Abstract-Caffe is a deep learning framework, originally developed at UC Berkeley and widely used in large-scale industrial applications such as vision, speech, and multimedia. It supports many different types of deep learning architectures such as CNNs (convolutional neural networks) geared towards image classification and image recognition. In this paper we develop a platform for the efficient deployment and acceleration of Caffe framework on embedded systems that are based on the Zynq SoC. The most computational intensive part of image classification is the processing of the convolution layers of the deep learning algorithms and more specifically the GEMM (general matrix multiplication) function calls. In the proposed framework, a hardware accelerator has been implemented, validated and optimized using Xilinx SDSoC Development Environment to perform the GEMM function. The accelerator that was developed achieves up to 98× speed-up compared with the simple ARM CPU implementation. The results showed that the mapping of Caffe on the FPGA-based Zynq takes advantage of the low-power, customizable and programmable fabric and ultimately reduces time and power consumption of image classification.
I. INTRODUCTION
The continuing exponential increase of media, IoTs and big data in general requires faster and faster processing speeds while the applications must maintain a low power cost and keep the development time small. Many high performance systems rely on machine learning (ML) algorithms such as image classification, data analytics etc. which are required for embedded and big data applications as well.
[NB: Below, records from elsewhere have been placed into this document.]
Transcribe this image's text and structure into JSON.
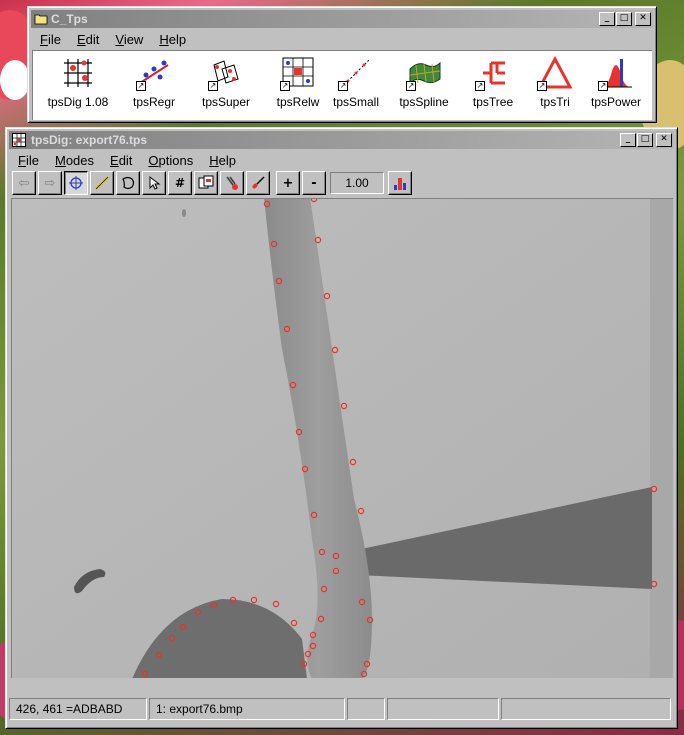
{
  "launcher": {
    "title": "C_Tps",
    "menus": [
      {
        "u": "F",
        "rest": "ile"
      },
      {
        "u": "E",
        "rest": "dit"
      },
      {
        "u": "V",
        "rest": "iew"
      },
      {
        "u": "H",
        "rest": "elp"
      }
    ],
    "apps": [
      "tpsDig 1.08",
      "tpsRegr",
      "tpsSuper",
      "tpsRelw",
      "tpsSmall",
      "tpsSpline",
      "tpsTree",
      "tpsTri",
      "tpsPower"
    ]
  },
  "dig": {
    "title": "tpsDig: export76.tps",
    "menus": [
      {
        "u": "F",
        "rest": "ile"
      },
      {
        "u": "M",
        "rest": "odes"
      },
      {
        "u": "E",
        "rest": "dit"
      },
      {
        "u": "O",
        "rest": "ptions"
      },
      {
        "u": "H",
        "rest": "elp"
      }
    ],
    "zoom": "1.00",
    "status": {
      "coords": "426, 461 =ADBABD",
      "file": "1: export76.bmp",
      "panel3": "",
      "panel4": "",
      "panel5": ""
    }
  },
  "icons": {
    "prev": "arrow-left-icon",
    "next": "arrow-right-icon",
    "digitize": "crosshair-icon",
    "measure": "ruler-icon",
    "outline": "outline-icon",
    "select": "pointer-icon",
    "number": "hash-icon",
    "copy": "copy-image-icon",
    "tweezers": "tweezers-icon",
    "brush": "brush-icon",
    "zoomIn": "plus-icon",
    "zoomOut": "minus-icon",
    "histogram": "histogram-icon"
  },
  "colors": {
    "landmark": "#e8322c",
    "title_inactive": "#808080",
    "face": "#c0c0c0"
  }
}
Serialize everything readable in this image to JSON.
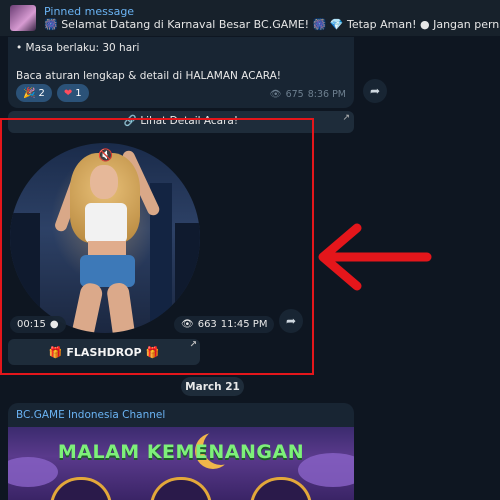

In this field, Deep Convolution Neural Networks (DNNs) have gained significant traction due to the fact that they offer state-ofthe-art accuracies and important flexibility (e.g. by updating the classifier). Although a serious amount of computation is needed to analyze the large amounts of data, the use of multicore systems [1] seems promising but the challenge of reducing the high energy cost and the processing times remains. FPGA implementations on the other hand have seen great advancement as new emerging techniques exploit the FPGA SoCs, such as the Zynq 7000 [2] , taking advantage of the high performance hardware accelerators with few power costs while keeping the adaptability of fast prototyping. With the utilization of hardware accelerators the total throughput is increased due to highly parallelizable massive number of multiply-accumulate operations (MACs) that DNN algorithms need and also the energy consumption is decreased. Caffe deep learning framework of UC Berkley [3] has already been officialy implemented and optimized in two different architectures for CPU and GPU only but can be easily configured without hard-coding. This paper presents:
• A modified version of Caffe to effortlessly port it into the ARM (Zynq 7000 based) processor of FPGA.
• A hardware accelerator designed on Xilinx SDSoC Environment that leverages the FPGA architecture to perform the image classification algorithm.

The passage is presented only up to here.